REPUBLIKA.CO.ID, JAKARTA -- Deputi Gubernur Senior Bank Indonesia (BI) Mirza Adityaswara mengungkapkan bahwa pasar keuangan yang belum dalam di negara berkembang termasuk Indonesia memberi andil terhadap gejolak nilai tukar rupiah. "Kedalaman pasar keuangan ini menyangkut likuiditas di pasar, semakin dalam pasar keuangan semakin besar likuiditasnya," kata Mirza saat membuka pelatihan wartawan perbankan di Gedung BI Jakarta, Jumat (6/12).
Ia menyebutkan volume perdagangan atau transaksi di pasar uang Indonesia saat ini hanya sekitar 500 juta dolar AS per hari. Jumlah ini lebih rendah dari transaksi di negara maju seperti yen Jepang yang mencapai triliunan dolar AS.
Mirza menuturkan ada dua hal yang mempengaruhi nilai tukar rupiah terhadap dolar AS. Selain kondisi likuiditasnya, faktor lain yang mempengaruhi adalah kondisi fundamental ekonomi.
Menurut dia, upaya yang harus dilakukan dalam jangka panjang adalah membuat pasar keuangan lebih dalam sehingga likuiditas naik dan memperbaiki fundamental ekonomi seperti menjaga neraca transaksi berjalan tetap baik, inflasi terkendali dan lainnya.
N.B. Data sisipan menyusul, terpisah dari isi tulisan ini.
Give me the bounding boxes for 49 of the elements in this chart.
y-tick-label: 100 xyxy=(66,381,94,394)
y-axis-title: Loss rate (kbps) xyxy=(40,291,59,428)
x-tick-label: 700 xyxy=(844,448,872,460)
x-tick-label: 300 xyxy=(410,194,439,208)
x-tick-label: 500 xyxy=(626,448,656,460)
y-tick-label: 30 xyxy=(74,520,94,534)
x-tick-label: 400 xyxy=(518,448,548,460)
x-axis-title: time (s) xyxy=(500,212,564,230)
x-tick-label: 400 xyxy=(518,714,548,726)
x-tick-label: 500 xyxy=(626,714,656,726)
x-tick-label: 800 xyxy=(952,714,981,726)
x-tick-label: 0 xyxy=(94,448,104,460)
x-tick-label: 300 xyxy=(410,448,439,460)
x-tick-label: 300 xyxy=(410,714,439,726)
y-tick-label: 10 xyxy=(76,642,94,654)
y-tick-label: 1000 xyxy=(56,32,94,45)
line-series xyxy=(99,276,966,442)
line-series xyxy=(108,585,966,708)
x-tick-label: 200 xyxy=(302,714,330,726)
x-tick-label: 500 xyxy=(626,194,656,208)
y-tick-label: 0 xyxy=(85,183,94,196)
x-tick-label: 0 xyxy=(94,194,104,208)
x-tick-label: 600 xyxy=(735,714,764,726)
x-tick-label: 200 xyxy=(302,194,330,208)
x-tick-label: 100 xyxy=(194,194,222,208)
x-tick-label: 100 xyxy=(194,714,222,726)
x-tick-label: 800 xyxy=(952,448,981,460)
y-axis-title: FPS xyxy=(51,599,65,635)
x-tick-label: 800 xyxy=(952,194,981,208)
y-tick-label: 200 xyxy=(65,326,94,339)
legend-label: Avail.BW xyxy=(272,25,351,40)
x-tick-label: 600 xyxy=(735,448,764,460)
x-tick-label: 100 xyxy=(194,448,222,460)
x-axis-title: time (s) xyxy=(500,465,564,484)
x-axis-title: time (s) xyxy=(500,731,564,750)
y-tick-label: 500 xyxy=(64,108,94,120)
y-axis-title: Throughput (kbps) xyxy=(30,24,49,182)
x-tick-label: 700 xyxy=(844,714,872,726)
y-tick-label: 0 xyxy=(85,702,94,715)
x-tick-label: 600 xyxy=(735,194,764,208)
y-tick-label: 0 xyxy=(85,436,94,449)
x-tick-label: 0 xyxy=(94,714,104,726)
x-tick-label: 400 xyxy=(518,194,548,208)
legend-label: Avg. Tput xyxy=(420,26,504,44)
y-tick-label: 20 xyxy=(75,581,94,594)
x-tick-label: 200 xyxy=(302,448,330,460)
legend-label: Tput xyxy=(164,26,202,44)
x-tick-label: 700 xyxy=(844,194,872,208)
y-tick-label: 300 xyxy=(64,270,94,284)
Ia menyebutkan jika dua faktor tersebut membaik maka nilai tukar rupiah juga akan membaik.
"Jadi jangan khawatir melihat pergerakan rupiah, yang penting fundamental ekonomi dan likuiditas diperbaiki," katanya.
Mengenai dampak tapering off, Mirza mengatakan negara-negara berkembang memiliki ketergantungan pada pasar keuangan global. "Fund manajer asing memegang sekitar Rp 320 triliun obligasi negara kita, jadi apa yang terjadi di luar akan berpengaruh," katanya.
Menurutnya, selama mereka lihat pemerintah dan BI membuat respon yang tepat, investor asing akan memberi respon positif. "Mereka yang sudah keluar akan menunggu waktu yang tepat untuk kembali," katanya.
Mirza juga meminta agar para eksportir membantu meningkatkan likuiditas pasar keuangan dengan membawa devisa hasil ekspornya ke Indonesia. "Dengan nilai rupiah yang mendekati Rp 12 ribu per dolar AS tentu eksportir sudah memperoleh keuntungan cukup besar," katanya.